Evolving Our Graph APIs: Enhancing Access and Usability for Data Consumers: Navigating the complexities of Graph APIs has long been a challenge for our data consumers, especially those requiring bulk access for their analytical needs. We've heard your feedback loud and clear and we've already started transitioning to our new Graph APIs to improve usability. Our discussions focused on new functionalities specifically requested by our users and on how we can engage more effectively and respond more swiftly to user needs. One of the critical aspects we're enhancing is how we expose citation data and tools, such as BIPFinder, through the Graph API. These tools are vital for researchers and analysts, and making them more accessible through the Graph API has been a top priority.

Looking ahead, we are also set to explore potential changes in our backend technologies. We're conducting tests to see if OpenSearch could be a better fit than Elastic for powering our ScholExplorer functionalities. This is part of our broader effort to ensure that our systems are not only robust but also state-of-the-art, capable of delivering the best possible service to our community.
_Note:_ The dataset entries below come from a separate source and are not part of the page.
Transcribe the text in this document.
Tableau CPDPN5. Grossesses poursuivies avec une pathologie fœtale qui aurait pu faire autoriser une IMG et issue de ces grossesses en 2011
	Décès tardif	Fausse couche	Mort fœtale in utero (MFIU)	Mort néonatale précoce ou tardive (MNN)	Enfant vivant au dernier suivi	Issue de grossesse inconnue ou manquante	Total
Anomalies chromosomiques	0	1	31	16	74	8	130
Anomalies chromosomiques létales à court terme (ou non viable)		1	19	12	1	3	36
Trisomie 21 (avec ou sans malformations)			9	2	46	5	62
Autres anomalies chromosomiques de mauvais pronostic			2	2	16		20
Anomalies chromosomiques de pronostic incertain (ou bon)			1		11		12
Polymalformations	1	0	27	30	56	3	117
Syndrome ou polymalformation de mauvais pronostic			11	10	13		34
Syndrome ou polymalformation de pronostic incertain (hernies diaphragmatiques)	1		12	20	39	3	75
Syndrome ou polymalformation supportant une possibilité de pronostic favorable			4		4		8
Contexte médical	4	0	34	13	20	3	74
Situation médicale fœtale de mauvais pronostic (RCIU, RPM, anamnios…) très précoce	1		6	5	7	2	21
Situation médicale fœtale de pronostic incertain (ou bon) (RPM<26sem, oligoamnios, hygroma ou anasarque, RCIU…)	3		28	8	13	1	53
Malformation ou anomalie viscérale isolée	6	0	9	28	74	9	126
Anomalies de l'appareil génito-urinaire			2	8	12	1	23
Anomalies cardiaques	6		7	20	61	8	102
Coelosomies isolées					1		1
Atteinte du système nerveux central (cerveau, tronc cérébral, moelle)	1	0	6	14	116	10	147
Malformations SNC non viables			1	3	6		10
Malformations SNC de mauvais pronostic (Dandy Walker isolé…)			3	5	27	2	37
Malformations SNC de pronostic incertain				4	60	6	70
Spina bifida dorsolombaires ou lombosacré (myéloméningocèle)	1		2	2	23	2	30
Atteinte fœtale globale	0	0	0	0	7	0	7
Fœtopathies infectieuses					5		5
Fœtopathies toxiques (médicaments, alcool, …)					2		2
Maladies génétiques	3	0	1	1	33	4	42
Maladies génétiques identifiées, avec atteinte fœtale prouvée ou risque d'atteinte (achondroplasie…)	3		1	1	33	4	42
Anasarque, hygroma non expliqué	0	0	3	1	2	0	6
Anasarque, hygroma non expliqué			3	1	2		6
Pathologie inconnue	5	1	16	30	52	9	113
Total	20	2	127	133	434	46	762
Updated OpenAIRE Graph Acquisition policies: As new standards emerge and technology advances, we must update our data acquisition policies, which govern how we collect and store data (or metadata). As the OpenAIRE Graph is now used for discovery, bibliometrics, and monitoring, and many repositories and data sources are looking to transition to the new era (OpenAIRE Guidelines 4.0), the team has revisited these policies to ensure high-quality data for the graph while also lowering maintenance costs. And, with the introduction of research data, research software, and other products, the discussion centred on revising the meta-classification of research products to address the specific class of products for dissemination and educational resources.

Technology updates: OpenAIRE runs a costly and complex infrastructure in terms of computing and storage. The upcoming deployment of Spark 3.4 on the main cluster marks a step towards enhancing performance and efficiency. Discussions have centred on strategies to reduce memory usage, thereby boosting computational capabilities and promoting environmental sustainability. The transition involves replacing Oozie and Cloudera Manager with Kubernetes and Airflow to modernise and improve system efficiency. Additionally, there's a shift from using the Hadoop Distributed File System (HDFS) to Amazon Simple Storage Service (S3) for data management, with plans in place to ensure feasibility. Efforts are also underway to alleviate workload on Impala (where we run complex queries for our MONITOR dashboards) by handling resource-intensive queries with an updated version of Spark and developing a new incremental citation matching strategy to avoid redundant data processing. An Infrastructure Monitoring System has also been identified as necessary for the fine-grained management and optimization of Spark jobs.